Their party was defeated (2 May 1182), but Andronikos Komnenos, a first cousin of Emperor Manuel, took advantage of these disorders to aim at the crown, entered Constantinople, where he was received with almost divine honours, and overthrew the government. His arrival was celebrated by a massacre of 80,000 Latins in Constantinople, especially the Venetian merchants, which he made no attempt to stop. He allowed Alexios II to be crowned, but was responsible for the death of most of the young emperor's actual or potential defenders, including his mother, his half-sister and the Caesar, and refused to allow him the smallest voice in public affairs.

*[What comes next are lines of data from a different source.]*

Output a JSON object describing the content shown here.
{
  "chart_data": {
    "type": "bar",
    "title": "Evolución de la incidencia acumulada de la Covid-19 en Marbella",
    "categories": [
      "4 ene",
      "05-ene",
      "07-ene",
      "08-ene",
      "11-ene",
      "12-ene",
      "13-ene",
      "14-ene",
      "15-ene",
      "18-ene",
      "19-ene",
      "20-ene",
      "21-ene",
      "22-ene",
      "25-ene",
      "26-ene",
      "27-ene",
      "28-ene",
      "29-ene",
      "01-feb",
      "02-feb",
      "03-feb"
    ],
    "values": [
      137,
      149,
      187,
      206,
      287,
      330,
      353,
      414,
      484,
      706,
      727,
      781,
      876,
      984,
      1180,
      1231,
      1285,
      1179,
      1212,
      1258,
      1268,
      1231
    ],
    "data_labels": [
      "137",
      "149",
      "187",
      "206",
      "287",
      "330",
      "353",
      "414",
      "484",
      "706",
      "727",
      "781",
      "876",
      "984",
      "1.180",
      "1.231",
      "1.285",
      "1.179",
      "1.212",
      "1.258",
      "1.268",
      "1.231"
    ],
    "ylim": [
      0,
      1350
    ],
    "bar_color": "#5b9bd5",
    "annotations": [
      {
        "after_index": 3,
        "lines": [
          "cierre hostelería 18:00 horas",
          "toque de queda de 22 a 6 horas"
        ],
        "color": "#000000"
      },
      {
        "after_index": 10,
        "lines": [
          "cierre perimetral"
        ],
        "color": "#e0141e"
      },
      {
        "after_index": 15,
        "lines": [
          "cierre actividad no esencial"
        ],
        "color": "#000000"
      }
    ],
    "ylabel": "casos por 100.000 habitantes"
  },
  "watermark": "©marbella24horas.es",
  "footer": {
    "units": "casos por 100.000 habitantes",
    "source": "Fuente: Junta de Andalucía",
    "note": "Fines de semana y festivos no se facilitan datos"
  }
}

The betrothal in 1180 of Alexios II to Agnes of France, daughter of Louis VII of France and his third wife Adèle of Champagne and at the time a child of nine, had not apparently been followed by their marriage. Andronikos was now formally proclaimed as co-emperor before the crowd on the terrace of the Church of Christ of the Chalkè, and not long afterwards, on the pretext that divided rule was injurious to the Empire, he caused Alexios II to be strangled with a bow-string (October 1183). During Alexius II's reign, the Byzantine Empire was invaded by King Béla III losing Syrmia and Bosnia to the Kingdom of Hungary in AD 1181, later even Dalmatia was lost to the Venetians. Kilij Arslan II invaded the empire in AD 1182, defeating the Byzantines at the Siege of Cotyaeum resulting in the Byzantine Empire losing Cotyaeum and Sozopolis.